= Luis María Uriarte Alzaa =

Spanish politician (1924–1979)

Luis María Uriarte Alzaa (1924 in Durango – 1979 in Vedia) was a Spanish politician, Mayor of Vedia (Guipuzcoa) and Provincial Congressman in Biscay. The terrorist organization ETA murdered Luis María on September 29, 1979.

== Biography ==
Luis Uriarte María Alzaa, native of Durango, but resident in Vedia was murdered on September 29, 1979, when he was 55 years old. He was married and had three kids. He had been mayor of Vedia for 11 years and Provincial Deputy for Vizcaya. He was one of the founding members of Alianza Popular in Biscay and vocal in their first Board of Directors. At the time of his murder, he had resumed his work as a manager in a few workshops.

=== Murder ===
On Saturday, September 29, 1979, Luis María Uriarte came out of his home, the Caserío Ibarra of Vedia, heading to his job. It was 8 a.m. when Luis Maria read the newspaper in his vehicle parked in front of the shop before he began the workday. At that moment, two members of ETA left the stairs located metres away and approached the car, a meter and a half of it, they fired two-shot of a gun and, later, a burst of a machine gun. As a result of the shooting, Luis María Uriarte fell wounded in the car. An employee of the workshop and several passers-by came to his aid and requested an ambulance. He was transferred to the Hospital in a very critical condition.

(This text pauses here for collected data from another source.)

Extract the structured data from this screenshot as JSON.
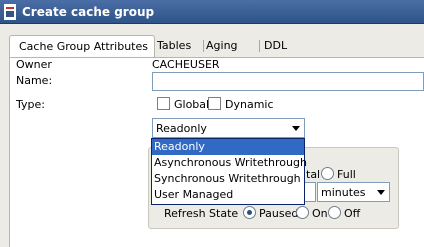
{
  "window": {
    "title": "Create cache group"
  },
  "tabs": [
    {
      "label": "Cache Group Attributes",
      "active": true
    },
    {
      "label": "Tables",
      "active": false
    },
    {
      "label": "Aging",
      "active": false
    },
    {
      "label": "DDL",
      "active": false
    }
  ],
  "form": {
    "owner_label": "Owner",
    "owner_value": "CACHEUSER",
    "name_label": "Name:",
    "name_value": "",
    "type_label": "Type:",
    "global_label": "Global",
    "global_checked": false,
    "dynamic_label": "Dynamic",
    "dynamic_checked": false,
    "type_selected": "Readonly",
    "type_options": [
      "Readonly",
      "Asynchronous Writethrough",
      "Synchronous Writethrough",
      "User Managed"
    ],
    "highlighted_option": "Readonly"
  },
  "refresh": {
    "mode_partial_text": "tal",
    "full_label": "Full",
    "interval_unit": "minutes",
    "state_label": "Refresh State",
    "paused_label": "Paused",
    "on_label": "On",
    "off_label": "Off",
    "state_selected": "Paused"
  },
  "colors": {
    "titlebar": "#2f5488",
    "selection": "#316ac5",
    "panel": "#ecebe6"
  }
}
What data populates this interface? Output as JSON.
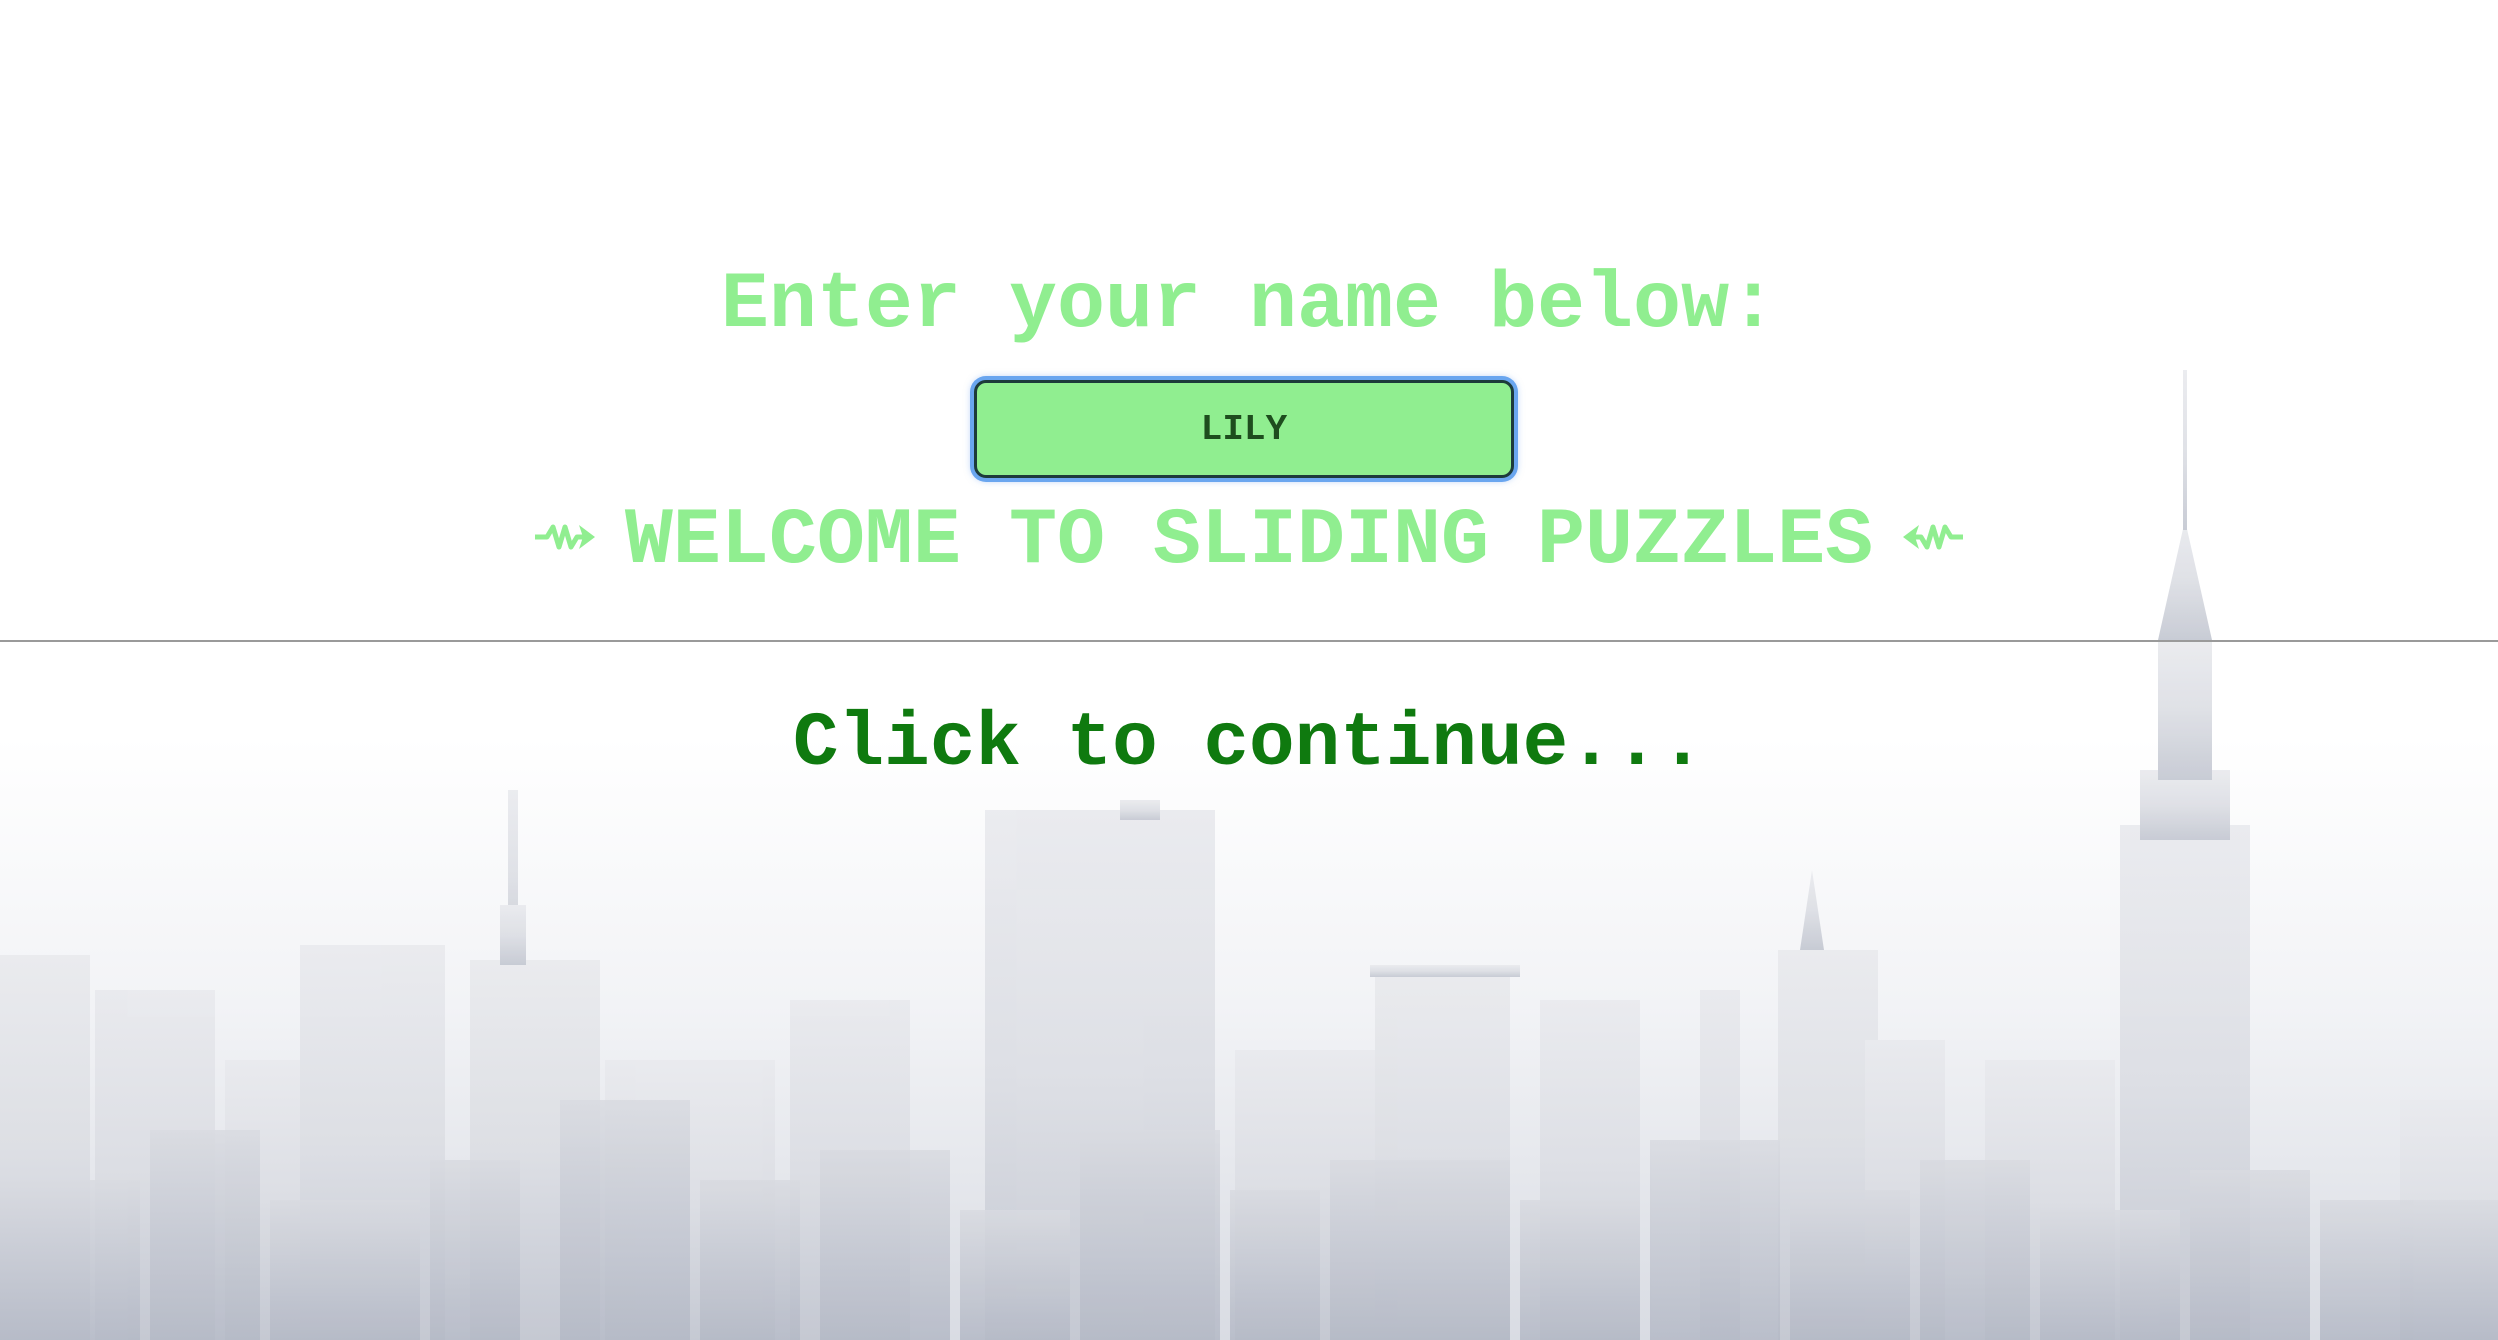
{
  "screen": {
    "prompt_text": "Enter your name below:",
    "name_input": {
      "value": "LILY"
    },
    "welcome_text": "WELCOME TO SLIDING PUZZLES",
    "continue_text": "Click to continue..."
  },
  "colors": {
    "light_green": "#90ee90",
    "dark_green": "#0f7a0f",
    "input_text": "#1e4d1e",
    "focus_ring": "#6aa6ef",
    "divider": "#9a9a9a",
    "skyline": "#c4c8d2"
  },
  "icons": {
    "left_decoration": "squiggle-arrow-right-icon",
    "right_decoration": "squiggle-arrow-left-icon",
    "background": "city-skyline-image"
  }
}
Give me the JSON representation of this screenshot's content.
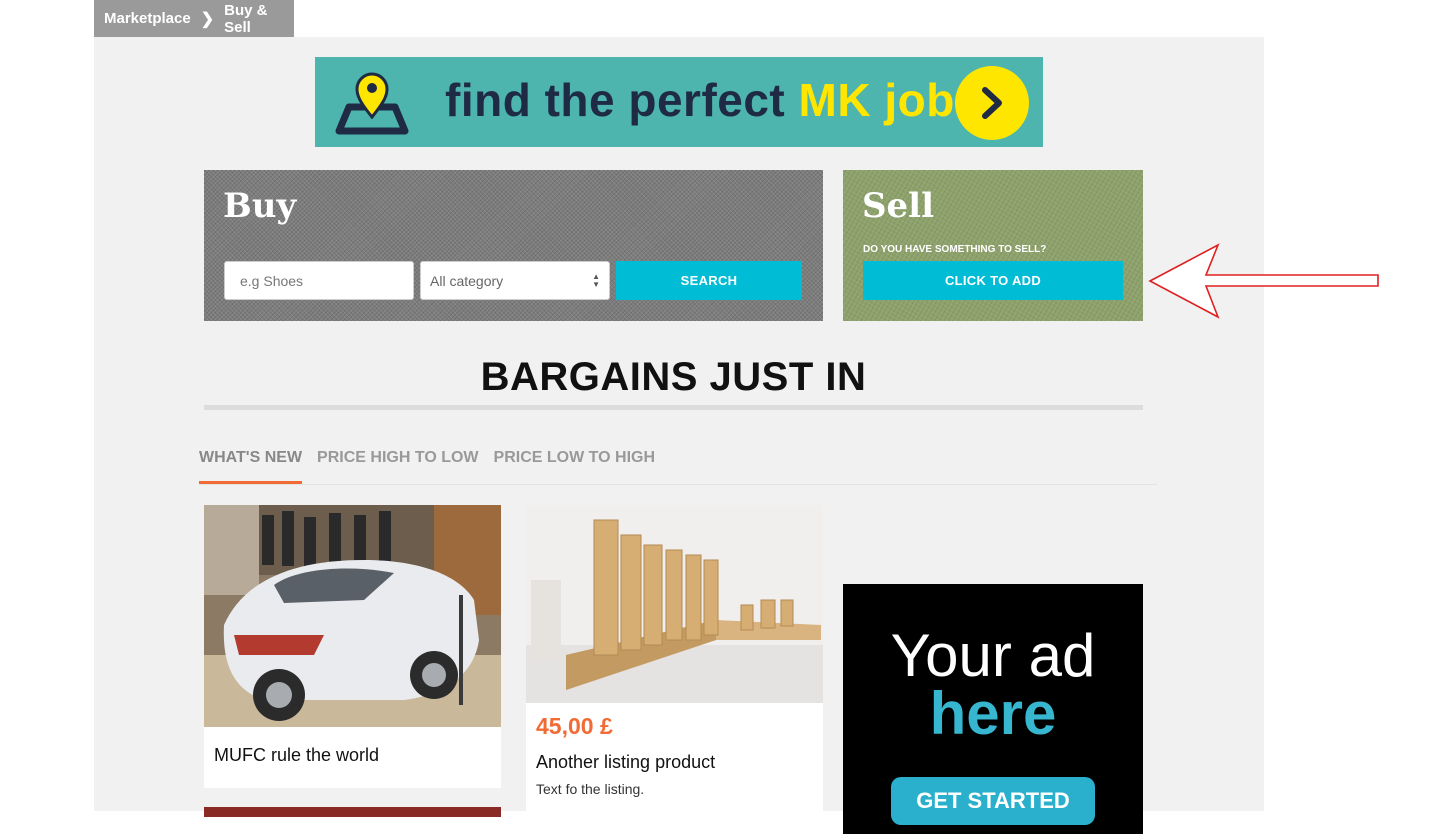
{
  "breadcrumb": {
    "items": [
      "Marketplace",
      "Buy & Sell"
    ]
  },
  "banner": {
    "text_main": "find the perfect ",
    "text_highlight": "MK job",
    "icons": [
      "map-pin-icon",
      "chevron-right-icon"
    ]
  },
  "buy": {
    "title": "Buy",
    "search_placeholder": "e.g Shoes",
    "category_selected": "All category",
    "search_label": "SEARCH"
  },
  "sell": {
    "title": "Sell",
    "question": "DO YOU HAVE SOMETHING TO SELL?",
    "add_label": "CLICK TO ADD"
  },
  "section_title": "BARGAINS JUST IN",
  "tabs": [
    {
      "label": "WHAT'S NEW",
      "active": true
    },
    {
      "label": "PRICE HIGH TO LOW",
      "active": false
    },
    {
      "label": "PRICE LOW TO HIGH",
      "active": false
    }
  ],
  "listings": [
    {
      "title": "MUFC rule the world"
    },
    {
      "price": "45,00 £",
      "title": "Another listing product",
      "description": "Text fo the listing."
    }
  ],
  "ad": {
    "line1": "Your ad",
    "line2": "here",
    "button_label": "GET STARTED"
  },
  "colors": {
    "accent": "#00bcd4",
    "price": "#f26b35",
    "banner_bg": "#4db5ae",
    "banner_highlight": "#ffe600"
  }
}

Luis María received nine bullet impacts in different parts of the body: two in the arm, two in the chest, three in the stomach, one in the leg and another one in the testicles. The Guardia Civil would find eleven caps 9 mm calibre bullet parabellum, although it is estimated that the two ETA's members made 20 shots. Luis Maria underwent surgery for more than 5 hours in the Hospital. He died on October 5 at 9 a.m. The autopsy concluded that he died by a traumatic shock as a result of the shots received during the attack.

In addition to the two terrorists who were directly against Luis Maria there was a third person who awaited them in a yellow Renault vehicle. They scaped towards Amorebieta. The car used by ETA was stolen in Galdakao. The individuals who stole the car were not using a mask to cover their faces. They approached the priest who was driving the car around 6:30 a.m. on the same day of the attack. The priest was native of Amorebieta, who worked as a sales promoter of Egin newspaper.

The Court of the first instance and instruction No. 1 of Durango decreed the provisional dismissal of these proceedings on December 20, 1979, due to lack of evidence. As for the authorship, the military branch of ETA claimed it on October 2, 1979.